Q: How does your anxiety manifest?

A: I get the weirdest anxiety. When I was in elementary school, I told everyone I had a leg problem and it required a lot of attention, my imaginary leg problem, and I didn’t know if I was going to live or die. And my mother comes to school, and one of my classmates is like, “How is Jennifer’s leg?”

And my mom looks at me and she knows I’ve been lying and she made me purge. I was on the floor and she drew all the lies out of me that I had ever told. She made me tell every single lie, and I was crying. It was horrible!

[Now] even the smallest thing, like “How’s your day?”—if I’m having a bad day and I say, “It was good,” I’m like, “Oh, God!” and I have to purge.

Q: Youʼve also had problems with anxiety when it comes to flying, havenʼt you?
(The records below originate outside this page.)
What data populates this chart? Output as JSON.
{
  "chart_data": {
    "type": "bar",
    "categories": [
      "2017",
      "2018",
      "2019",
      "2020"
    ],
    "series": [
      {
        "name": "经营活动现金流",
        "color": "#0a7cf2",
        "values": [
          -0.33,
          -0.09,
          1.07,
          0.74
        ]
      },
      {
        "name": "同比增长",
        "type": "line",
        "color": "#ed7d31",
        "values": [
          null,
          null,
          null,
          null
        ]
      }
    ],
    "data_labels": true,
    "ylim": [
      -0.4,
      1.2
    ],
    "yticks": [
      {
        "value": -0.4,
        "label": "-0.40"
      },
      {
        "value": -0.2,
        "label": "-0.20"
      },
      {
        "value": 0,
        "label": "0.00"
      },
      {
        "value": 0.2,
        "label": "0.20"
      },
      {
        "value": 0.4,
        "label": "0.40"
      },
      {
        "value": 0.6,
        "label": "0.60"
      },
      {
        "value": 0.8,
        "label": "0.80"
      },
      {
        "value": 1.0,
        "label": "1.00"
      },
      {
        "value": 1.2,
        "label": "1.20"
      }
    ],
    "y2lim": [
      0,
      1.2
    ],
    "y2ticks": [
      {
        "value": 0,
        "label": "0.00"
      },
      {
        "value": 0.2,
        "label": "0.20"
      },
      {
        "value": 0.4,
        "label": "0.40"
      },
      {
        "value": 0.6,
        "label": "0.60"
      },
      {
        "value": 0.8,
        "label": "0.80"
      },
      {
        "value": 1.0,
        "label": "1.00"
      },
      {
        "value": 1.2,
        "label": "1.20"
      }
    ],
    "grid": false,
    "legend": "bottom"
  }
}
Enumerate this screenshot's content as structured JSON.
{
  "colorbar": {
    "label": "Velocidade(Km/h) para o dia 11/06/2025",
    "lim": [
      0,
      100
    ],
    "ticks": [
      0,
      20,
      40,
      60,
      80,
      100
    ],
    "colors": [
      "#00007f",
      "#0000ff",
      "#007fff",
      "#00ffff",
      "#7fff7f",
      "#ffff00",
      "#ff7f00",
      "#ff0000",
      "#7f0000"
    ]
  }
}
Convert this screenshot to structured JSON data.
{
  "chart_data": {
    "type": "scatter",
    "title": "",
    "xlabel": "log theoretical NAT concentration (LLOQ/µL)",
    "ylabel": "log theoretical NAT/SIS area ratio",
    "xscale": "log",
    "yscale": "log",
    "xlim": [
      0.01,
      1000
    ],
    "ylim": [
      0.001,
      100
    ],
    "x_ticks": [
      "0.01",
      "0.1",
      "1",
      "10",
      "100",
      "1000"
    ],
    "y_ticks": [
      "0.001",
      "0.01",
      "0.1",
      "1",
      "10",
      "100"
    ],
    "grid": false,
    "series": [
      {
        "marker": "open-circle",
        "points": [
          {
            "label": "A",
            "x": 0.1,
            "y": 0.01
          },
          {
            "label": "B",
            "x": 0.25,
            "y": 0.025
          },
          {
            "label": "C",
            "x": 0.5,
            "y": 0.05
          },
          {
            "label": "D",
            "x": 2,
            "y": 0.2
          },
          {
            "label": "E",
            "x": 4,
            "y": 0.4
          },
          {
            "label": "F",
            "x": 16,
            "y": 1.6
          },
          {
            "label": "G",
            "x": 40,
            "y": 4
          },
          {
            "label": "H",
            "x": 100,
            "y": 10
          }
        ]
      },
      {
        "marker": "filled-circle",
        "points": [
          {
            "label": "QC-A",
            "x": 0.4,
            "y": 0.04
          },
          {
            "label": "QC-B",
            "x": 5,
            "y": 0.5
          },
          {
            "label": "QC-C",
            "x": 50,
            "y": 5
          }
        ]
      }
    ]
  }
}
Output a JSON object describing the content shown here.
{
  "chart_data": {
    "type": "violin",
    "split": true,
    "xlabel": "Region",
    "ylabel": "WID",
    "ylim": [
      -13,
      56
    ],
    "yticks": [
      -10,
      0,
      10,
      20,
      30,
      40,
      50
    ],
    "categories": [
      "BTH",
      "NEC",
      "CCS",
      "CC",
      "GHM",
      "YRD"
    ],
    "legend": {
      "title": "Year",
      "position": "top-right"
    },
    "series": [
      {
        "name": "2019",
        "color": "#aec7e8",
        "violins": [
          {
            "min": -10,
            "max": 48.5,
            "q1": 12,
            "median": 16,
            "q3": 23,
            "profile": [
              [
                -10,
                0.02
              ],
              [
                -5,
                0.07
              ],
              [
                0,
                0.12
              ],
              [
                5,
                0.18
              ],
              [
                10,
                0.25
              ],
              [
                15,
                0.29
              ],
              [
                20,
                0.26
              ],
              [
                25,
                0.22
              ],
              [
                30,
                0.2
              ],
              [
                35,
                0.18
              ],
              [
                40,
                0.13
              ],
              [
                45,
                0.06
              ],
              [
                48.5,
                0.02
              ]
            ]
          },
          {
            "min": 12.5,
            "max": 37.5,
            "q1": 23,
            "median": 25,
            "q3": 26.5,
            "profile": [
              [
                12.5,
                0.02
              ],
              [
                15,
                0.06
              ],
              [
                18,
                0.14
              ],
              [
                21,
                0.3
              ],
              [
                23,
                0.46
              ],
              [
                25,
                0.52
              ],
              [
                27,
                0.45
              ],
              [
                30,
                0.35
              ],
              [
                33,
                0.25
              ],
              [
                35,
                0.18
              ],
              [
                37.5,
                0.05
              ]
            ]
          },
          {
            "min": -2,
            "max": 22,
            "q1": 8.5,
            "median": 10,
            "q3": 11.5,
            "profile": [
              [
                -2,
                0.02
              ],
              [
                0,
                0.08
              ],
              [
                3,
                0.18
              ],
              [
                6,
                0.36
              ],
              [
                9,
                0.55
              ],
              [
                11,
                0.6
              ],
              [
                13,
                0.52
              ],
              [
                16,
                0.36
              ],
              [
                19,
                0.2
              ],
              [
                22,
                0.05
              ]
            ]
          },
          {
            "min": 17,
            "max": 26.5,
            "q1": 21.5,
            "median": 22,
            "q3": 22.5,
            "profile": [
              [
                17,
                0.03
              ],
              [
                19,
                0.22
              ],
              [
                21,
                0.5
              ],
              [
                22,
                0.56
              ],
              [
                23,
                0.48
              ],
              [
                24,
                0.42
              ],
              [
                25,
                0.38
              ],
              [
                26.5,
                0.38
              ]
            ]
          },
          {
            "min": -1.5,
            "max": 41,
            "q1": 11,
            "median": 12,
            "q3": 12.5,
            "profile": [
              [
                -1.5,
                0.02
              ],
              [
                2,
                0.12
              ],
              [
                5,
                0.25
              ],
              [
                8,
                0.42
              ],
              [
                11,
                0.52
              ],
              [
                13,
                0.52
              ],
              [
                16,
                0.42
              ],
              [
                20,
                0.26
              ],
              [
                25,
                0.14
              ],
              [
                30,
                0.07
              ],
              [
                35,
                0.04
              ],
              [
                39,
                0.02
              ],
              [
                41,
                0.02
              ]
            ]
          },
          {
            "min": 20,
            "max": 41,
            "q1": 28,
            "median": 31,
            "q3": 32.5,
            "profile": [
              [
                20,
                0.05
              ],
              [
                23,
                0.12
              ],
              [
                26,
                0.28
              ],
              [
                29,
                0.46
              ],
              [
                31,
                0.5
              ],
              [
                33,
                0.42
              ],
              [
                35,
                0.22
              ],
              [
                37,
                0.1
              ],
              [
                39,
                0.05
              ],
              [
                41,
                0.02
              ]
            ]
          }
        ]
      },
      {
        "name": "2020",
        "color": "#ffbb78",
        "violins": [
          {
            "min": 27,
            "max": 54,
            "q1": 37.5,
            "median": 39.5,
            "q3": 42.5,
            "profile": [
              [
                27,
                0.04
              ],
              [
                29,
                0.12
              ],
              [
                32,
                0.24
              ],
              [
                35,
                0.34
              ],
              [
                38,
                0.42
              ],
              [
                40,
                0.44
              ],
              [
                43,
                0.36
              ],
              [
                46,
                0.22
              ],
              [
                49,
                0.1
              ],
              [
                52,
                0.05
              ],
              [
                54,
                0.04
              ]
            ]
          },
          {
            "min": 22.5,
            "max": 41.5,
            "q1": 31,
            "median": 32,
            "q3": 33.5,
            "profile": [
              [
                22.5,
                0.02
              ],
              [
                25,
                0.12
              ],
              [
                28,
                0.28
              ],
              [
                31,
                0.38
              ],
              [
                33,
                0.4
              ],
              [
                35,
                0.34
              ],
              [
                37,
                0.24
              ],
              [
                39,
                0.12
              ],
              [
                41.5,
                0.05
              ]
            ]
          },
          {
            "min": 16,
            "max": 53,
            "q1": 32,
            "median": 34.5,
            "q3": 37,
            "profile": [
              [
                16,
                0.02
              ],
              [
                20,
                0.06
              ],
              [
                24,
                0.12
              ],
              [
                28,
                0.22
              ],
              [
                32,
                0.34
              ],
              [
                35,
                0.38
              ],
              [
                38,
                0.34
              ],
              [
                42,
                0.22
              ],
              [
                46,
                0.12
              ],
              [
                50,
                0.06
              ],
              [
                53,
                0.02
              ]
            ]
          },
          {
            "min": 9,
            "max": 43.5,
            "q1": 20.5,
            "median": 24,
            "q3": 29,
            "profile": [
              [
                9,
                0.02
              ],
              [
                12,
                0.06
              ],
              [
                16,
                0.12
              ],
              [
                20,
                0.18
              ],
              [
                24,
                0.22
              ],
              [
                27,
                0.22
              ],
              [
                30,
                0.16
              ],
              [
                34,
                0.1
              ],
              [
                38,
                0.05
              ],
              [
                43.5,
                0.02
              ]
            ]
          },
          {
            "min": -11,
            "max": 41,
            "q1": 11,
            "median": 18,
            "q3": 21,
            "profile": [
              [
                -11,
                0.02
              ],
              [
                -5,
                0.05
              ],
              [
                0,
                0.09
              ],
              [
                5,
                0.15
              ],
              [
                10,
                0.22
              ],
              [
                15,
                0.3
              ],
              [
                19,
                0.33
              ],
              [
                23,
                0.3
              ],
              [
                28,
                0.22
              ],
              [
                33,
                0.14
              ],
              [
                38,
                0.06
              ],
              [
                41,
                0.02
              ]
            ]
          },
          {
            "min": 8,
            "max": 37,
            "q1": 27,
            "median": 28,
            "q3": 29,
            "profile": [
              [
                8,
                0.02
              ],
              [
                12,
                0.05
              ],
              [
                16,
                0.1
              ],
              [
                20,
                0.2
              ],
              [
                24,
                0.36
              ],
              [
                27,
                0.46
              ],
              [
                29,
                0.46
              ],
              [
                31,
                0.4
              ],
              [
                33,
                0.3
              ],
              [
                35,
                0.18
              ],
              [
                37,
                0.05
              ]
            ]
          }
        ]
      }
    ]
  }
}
A: I’m not afraid of the airplane, I’m afraid of me on the airplane and losing control of myself. I do always worry I’ll just stand up mid-flight and scream, “We’re all going down!”

I’ve done that.

I was on a night flight to Berlin [in the midst of promoting Passengers with co-star Chris Pratt] when we started running into turbulence…. One of the luggage doors on the underside of the plane had opened and there were these crazy sounds, the plane was [moving] from side to side and I was screaming at the flight attendant, “Is everything going to be OK?”

Everyone was trying to be very calm and not freak out the other passengers, but not me. I was alarming everyone. I felt it was my duty to get other people to panic more…. Chris kept trying to calm me down. He reached over across the aisle and I was just like “Aaarrggh, get off me!”